San Salvador dormait. Dans le village, autour de la vieille baie, on n’entendait plus le grondement des rouleaux qui, ces jours derniers, s’écrasaient avec violence sur la côte au vent.
L’homme ouvrit soudain les yeux et sortit de son rêve. Des cris aigus déchiraient la nuit. Des chats se battaient derrière la case, autour de la remise qui abritait la cuisine, sous un arbre à pain majestueux. Il sortit et saisit au passage une paire de galets. Les sales bestioles avaient déjà assez fait de dégâts la nuit précédente. Il allait les chasser pour de bon, avant de retourner dormir.
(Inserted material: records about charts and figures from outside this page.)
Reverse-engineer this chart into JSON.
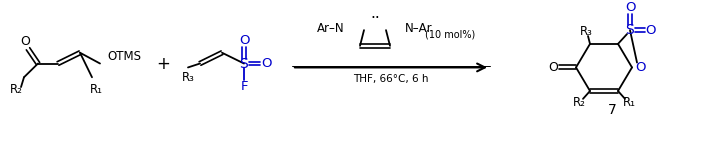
{
  "bg_color": "#ffffff",
  "black": "#000000",
  "blue": "#0000cd",
  "fig_width": 7.09,
  "fig_height": 1.44,
  "dpi": 100,
  "reactant1_otms": "OTMS",
  "reactant1_r1": "R₁",
  "reactant1_r2": "R₂",
  "reactant1_o": "O",
  "plus": "+",
  "reactant2_r3": "R₃",
  "reactant2_s": "S",
  "reactant2_o1": "O",
  "reactant2_o2": "O",
  "reactant2_f": "F",
  "cat_ar_n_left": "Ar–N",
  "cat_n_ar_right": "N–Ar",
  "cat_dots": "··",
  "cat_mol": "(10 mol%)",
  "arrow_text": "THF, 66°C, 6 h",
  "prod_r1": "R₁",
  "prod_r2": "R₂",
  "prod_r3": "R₃",
  "prod_o_carbonyl": "O",
  "prod_o_ring": "O",
  "prod_s": "S",
  "prod_o_s1": "O",
  "prod_o_s2": "O",
  "prod_label": "7"
}
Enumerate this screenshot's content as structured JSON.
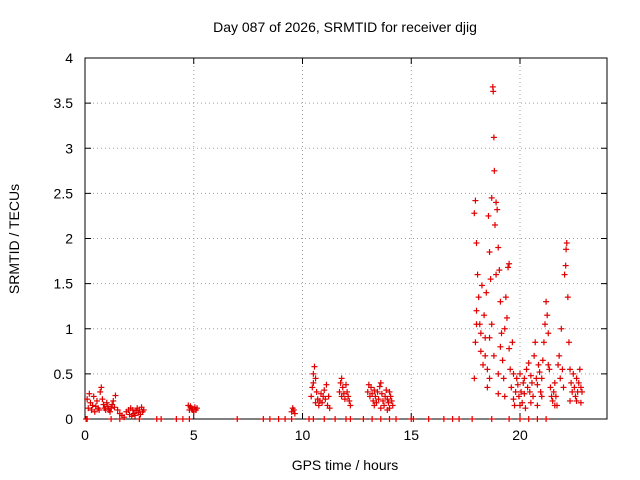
{
  "chart_data": {
    "type": "scatter",
    "title": "Day 087 of 2026, SRMTID for receiver djig",
    "xlabel": "GPS time / hours",
    "ylabel": "SRMTID / TECUs",
    "xlim": [
      0,
      24
    ],
    "ylim": [
      0,
      4
    ],
    "xticks": [
      0,
      5,
      10,
      15,
      20
    ],
    "xtick_labels": [
      "0",
      "5",
      "10",
      "15",
      "20"
    ],
    "yticks": [
      0,
      0.5,
      1,
      1.5,
      2,
      2.5,
      3,
      3.5,
      4
    ],
    "ytick_labels": [
      "0",
      "0.5",
      "1",
      "1.5",
      "2",
      "2.5",
      "3",
      "3.5",
      "4"
    ],
    "grid": true,
    "marker": "+",
    "series_color": "#e00000",
    "series": [
      {
        "name": "SRMTID",
        "points": [
          [
            0.1,
            0.22
          ],
          [
            0.15,
            0.12
          ],
          [
            0.2,
            0.28
          ],
          [
            0.25,
            0.18
          ],
          [
            0.3,
            0.1
          ],
          [
            0.35,
            0.15
          ],
          [
            0.4,
            0.25
          ],
          [
            0.45,
            0.08
          ],
          [
            0.5,
            0.14
          ],
          [
            0.55,
            0.2
          ],
          [
            0.6,
            0.12
          ],
          [
            0.65,
            0.1
          ],
          [
            0.7,
            0.3
          ],
          [
            0.75,
            0.35
          ],
          [
            0.8,
            0.22
          ],
          [
            0.85,
            0.16
          ],
          [
            0.9,
            0.12
          ],
          [
            0.95,
            0.1
          ],
          [
            1.0,
            0.18
          ],
          [
            1.05,
            0.14
          ],
          [
            1.1,
            0.1
          ],
          [
            1.15,
            0.08
          ],
          [
            1.2,
            0.12
          ],
          [
            1.25,
            0.16
          ],
          [
            1.3,
            0.2
          ],
          [
            1.35,
            0.13
          ],
          [
            1.4,
            0.26
          ],
          [
            1.5,
            0.1
          ],
          [
            1.6,
            0.06
          ],
          [
            1.7,
            0.04
          ],
          [
            1.8,
            0.02
          ],
          [
            1.9,
            0.08
          ],
          [
            2.0,
            0.1
          ],
          [
            2.05,
            0.05
          ],
          [
            2.1,
            0.12
          ],
          [
            2.15,
            0.03
          ],
          [
            2.2,
            0.1
          ],
          [
            2.25,
            0.06
          ],
          [
            2.3,
            0.04
          ],
          [
            2.35,
            0.09
          ],
          [
            2.4,
            0.12
          ],
          [
            2.45,
            0.07
          ],
          [
            2.5,
            0.1
          ],
          [
            2.55,
            0.05
          ],
          [
            2.6,
            0.13
          ],
          [
            2.65,
            0.08
          ],
          [
            2.7,
            0.1
          ],
          [
            0.05,
            0.0
          ],
          [
            0.1,
            0.0
          ],
          [
            1.2,
            0.0
          ],
          [
            1.6,
            0.0
          ],
          [
            2.5,
            0.0
          ],
          [
            3.3,
            0.0
          ],
          [
            3.5,
            0.0
          ],
          [
            4.2,
            0.0
          ],
          [
            4.5,
            0.0
          ],
          [
            4.8,
            0.0
          ],
          [
            4.75,
            0.15
          ],
          [
            4.8,
            0.1
          ],
          [
            4.85,
            0.14
          ],
          [
            4.9,
            0.12
          ],
          [
            4.95,
            0.1
          ],
          [
            5.0,
            0.08
          ],
          [
            5.05,
            0.13
          ],
          [
            5.1,
            0.1
          ],
          [
            5.15,
            0.12
          ],
          [
            7.0,
            0.0
          ],
          [
            8.2,
            0.0
          ],
          [
            8.5,
            0.0
          ],
          [
            8.9,
            0.0
          ],
          [
            9.2,
            0.0
          ],
          [
            9.5,
            0.0
          ],
          [
            9.5,
            0.08
          ],
          [
            9.55,
            0.12
          ],
          [
            9.6,
            0.1
          ],
          [
            9.65,
            0.06
          ],
          [
            10.3,
            0.0
          ],
          [
            10.5,
            0.0
          ],
          [
            11.0,
            0.0
          ],
          [
            11.5,
            0.0
          ],
          [
            12.0,
            0.0
          ],
          [
            12.2,
            0.0
          ],
          [
            10.4,
            0.25
          ],
          [
            10.45,
            0.35
          ],
          [
            10.5,
            0.5
          ],
          [
            10.55,
            0.58
          ],
          [
            10.6,
            0.45
          ],
          [
            10.65,
            0.3
          ],
          [
            10.7,
            0.22
          ],
          [
            10.75,
            0.15
          ],
          [
            10.8,
            0.2
          ],
          [
            10.85,
            0.28
          ],
          [
            10.9,
            0.18
          ],
          [
            10.95,
            0.25
          ],
          [
            11.0,
            0.32
          ],
          [
            11.05,
            0.22
          ],
          [
            11.1,
            0.38
          ],
          [
            11.15,
            0.15
          ],
          [
            11.2,
            0.25
          ],
          [
            11.25,
            0.12
          ],
          [
            10.5,
            0.4
          ],
          [
            10.6,
            0.18
          ],
          [
            11.7,
            0.3
          ],
          [
            11.75,
            0.4
          ],
          [
            11.8,
            0.45
          ],
          [
            11.85,
            0.35
          ],
          [
            11.9,
            0.28
          ],
          [
            11.95,
            0.22
          ],
          [
            12.0,
            0.38
          ],
          [
            12.05,
            0.3
          ],
          [
            12.1,
            0.25
          ],
          [
            12.15,
            0.2
          ],
          [
            12.2,
            0.15
          ],
          [
            11.8,
            0.25
          ],
          [
            12.8,
            0.0
          ],
          [
            13.2,
            0.0
          ],
          [
            13.6,
            0.0
          ],
          [
            14.0,
            0.0
          ],
          [
            14.3,
            0.0
          ],
          [
            15.0,
            0.0
          ],
          [
            15.1,
            0.0
          ],
          [
            15.8,
            0.0
          ],
          [
            16.5,
            0.0
          ],
          [
            16.9,
            0.0
          ],
          [
            17.2,
            0.0
          ],
          [
            17.8,
            0.0
          ],
          [
            13.0,
            0.3
          ],
          [
            13.05,
            0.38
          ],
          [
            13.1,
            0.25
          ],
          [
            13.15,
            0.35
          ],
          [
            13.2,
            0.28
          ],
          [
            13.25,
            0.2
          ],
          [
            13.3,
            0.32
          ],
          [
            13.35,
            0.25
          ],
          [
            13.4,
            0.18
          ],
          [
            13.45,
            0.3
          ],
          [
            13.5,
            0.22
          ],
          [
            13.55,
            0.36
          ],
          [
            13.6,
            0.4
          ],
          [
            13.65,
            0.28
          ],
          [
            13.7,
            0.2
          ],
          [
            13.75,
            0.15
          ],
          [
            13.8,
            0.25
          ],
          [
            13.85,
            0.32
          ],
          [
            13.9,
            0.22
          ],
          [
            13.95,
            0.18
          ],
          [
            14.0,
            0.3
          ],
          [
            14.05,
            0.25
          ],
          [
            14.1,
            0.2
          ],
          [
            14.15,
            0.15
          ],
          [
            13.3,
            0.15
          ],
          [
            13.6,
            0.12
          ],
          [
            13.9,
            0.1
          ],
          [
            14.0,
            0.12
          ],
          [
            17.9,
            2.28
          ],
          [
            17.95,
            2.42
          ],
          [
            18.0,
            1.95
          ],
          [
            18.05,
            1.6
          ],
          [
            18.0,
            1.2
          ],
          [
            17.95,
            0.85
          ],
          [
            17.9,
            0.45
          ],
          [
            18.1,
            1.35
          ],
          [
            18.15,
            1.05
          ],
          [
            18.2,
            0.75
          ],
          [
            18.25,
            1.48
          ],
          [
            18.3,
            0.6
          ],
          [
            18.35,
            1.15
          ],
          [
            18.4,
            0.9
          ],
          [
            18.45,
            1.4
          ],
          [
            18.5,
            0.55
          ],
          [
            18.55,
            2.25
          ],
          [
            18.6,
            1.85
          ],
          [
            18.65,
            1.55
          ],
          [
            18.7,
            2.45
          ],
          [
            18.75,
            3.68
          ],
          [
            18.77,
            3.63
          ],
          [
            18.8,
            3.12
          ],
          [
            18.82,
            2.75
          ],
          [
            18.85,
            2.15
          ],
          [
            18.9,
            2.4
          ],
          [
            18.95,
            2.32
          ],
          [
            19.0,
            1.9
          ],
          [
            19.05,
            1.65
          ],
          [
            19.1,
            1.3
          ],
          [
            19.15,
            0.95
          ],
          [
            19.2,
            0.65
          ],
          [
            18.5,
            0.35
          ],
          [
            18.6,
            0.9
          ],
          [
            18.7,
            1.05
          ],
          [
            18.8,
            0.7
          ],
          [
            18.9,
            1.6
          ],
          [
            19.0,
            0.5
          ],
          [
            19.1,
            0.8
          ],
          [
            19.25,
            0.45
          ],
          [
            19.3,
            0.25
          ],
          [
            19.35,
            1.35
          ],
          [
            19.4,
            1.12
          ],
          [
            19.45,
            1.68
          ],
          [
            19.5,
            1.72
          ],
          [
            19.55,
            0.55
          ],
          [
            19.6,
            0.35
          ],
          [
            19.65,
            0.85
          ],
          [
            19.7,
            0.22
          ],
          [
            19.75,
            0.15
          ],
          [
            19.8,
            0.3
          ],
          [
            19.85,
            0.45
          ],
          [
            19.9,
            0.38
          ],
          [
            19.95,
            0.25
          ],
          [
            20.0,
            0.5
          ],
          [
            20.05,
            0.3
          ],
          [
            20.1,
            0.18
          ],
          [
            20.15,
            0.4
          ],
          [
            20.2,
            0.28
          ],
          [
            20.25,
            0.12
          ],
          [
            20.3,
            0.55
          ],
          [
            20.35,
            0.35
          ],
          [
            20.4,
            0.62
          ],
          [
            20.45,
            0.3
          ],
          [
            20.5,
            0.48
          ],
          [
            20.55,
            0.4
          ],
          [
            20.6,
            0.25
          ],
          [
            20.65,
            0.7
          ],
          [
            20.7,
            0.85
          ],
          [
            20.75,
            0.45
          ],
          [
            20.8,
            0.38
          ],
          [
            20.85,
            0.6
          ],
          [
            20.9,
            0.52
          ],
          [
            20.95,
            0.3
          ],
          [
            21.0,
            0.25
          ],
          [
            21.05,
            0.65
          ],
          [
            21.1,
            0.85
          ],
          [
            21.15,
            1.05
          ],
          [
            21.2,
            1.3
          ],
          [
            21.25,
            1.15
          ],
          [
            21.3,
            0.95
          ],
          [
            21.35,
            0.55
          ],
          [
            21.4,
            0.35
          ],
          [
            21.45,
            0.25
          ],
          [
            21.5,
            0.2
          ],
          [
            21.55,
            0.3
          ],
          [
            21.6,
            0.4
          ],
          [
            21.65,
            0.25
          ],
          [
            21.7,
            0.15
          ],
          [
            21.75,
            0.6
          ],
          [
            21.8,
            0.7
          ],
          [
            21.85,
            0.45
          ],
          [
            21.9,
            1.0
          ],
          [
            21.95,
            0.55
          ],
          [
            22.0,
            0.35
          ],
          [
            22.05,
            1.6
          ],
          [
            22.1,
            1.7
          ],
          [
            22.12,
            1.88
          ],
          [
            22.15,
            1.95
          ],
          [
            22.2,
            1.35
          ],
          [
            22.25,
            0.85
          ],
          [
            22.3,
            0.55
          ],
          [
            22.35,
            0.4
          ],
          [
            22.4,
            0.3
          ],
          [
            22.45,
            0.5
          ],
          [
            22.5,
            0.35
          ],
          [
            22.55,
            0.25
          ],
          [
            22.6,
            0.45
          ],
          [
            22.65,
            0.3
          ],
          [
            22.7,
            0.4
          ],
          [
            22.75,
            0.55
          ],
          [
            22.8,
            0.35
          ],
          [
            22.85,
            0.3
          ],
          [
            18.0,
            1.05
          ],
          [
            18.2,
            0.95
          ],
          [
            18.4,
            0.7
          ],
          [
            18.6,
            0.45
          ],
          [
            19.3,
            1.0
          ],
          [
            19.5,
            0.78
          ],
          [
            19.7,
            0.5
          ],
          [
            20.0,
            0.15
          ],
          [
            20.2,
            0.45
          ],
          [
            20.5,
            0.18
          ],
          [
            20.8,
            0.15
          ],
          [
            21.0,
            0.45
          ],
          [
            21.3,
            0.6
          ],
          [
            21.6,
            0.15
          ],
          [
            22.3,
            0.2
          ],
          [
            22.6,
            0.2
          ],
          [
            22.8,
            0.18
          ],
          [
            19.0,
            0.28
          ],
          [
            18.7,
            0.0
          ],
          [
            19.5,
            0.0
          ],
          [
            20.0,
            0.0
          ],
          [
            20.4,
            0.0
          ],
          [
            20.8,
            0.0
          ],
          [
            21.2,
            0.0
          ]
        ]
      }
    ]
  }
}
La première pierre atterrit devant le nez du gris qui ne demanda pas son reste et fila en se glissant au travers du bosquet de bananiers. Quand il ajusta le second, la bête se retourna un instant dans la tache plus claire de la cour et le fixa de ses yeux jaunes. Rayures rousses sur un poil blanc, l’homme hésita, comme frappé d’une idée soudaine. Carioco. Son bras retomba et le galet fit un bruit mat en atteignant la terre battue.
Le félin dut sentir que le danger était passé. Il s’arrêta en plein milieu. Il s’assit et commença à faire sa toilette, se léchant avec application en ignorant l’humain.
Carioco. Une image vint accompagner ce mot dans l’esprit de l’homme. Un chat blanc et roux. Il était pourtant certain de n’avoir jamais remarqué cet animal-là. Il avait l’air tout jeune. Il devait traîner en ville et faire partie des rejetons laissés par les matous que les marchands embarquaient parfois pour protéger les cargaisons des rats et souris pendant les longues traversées.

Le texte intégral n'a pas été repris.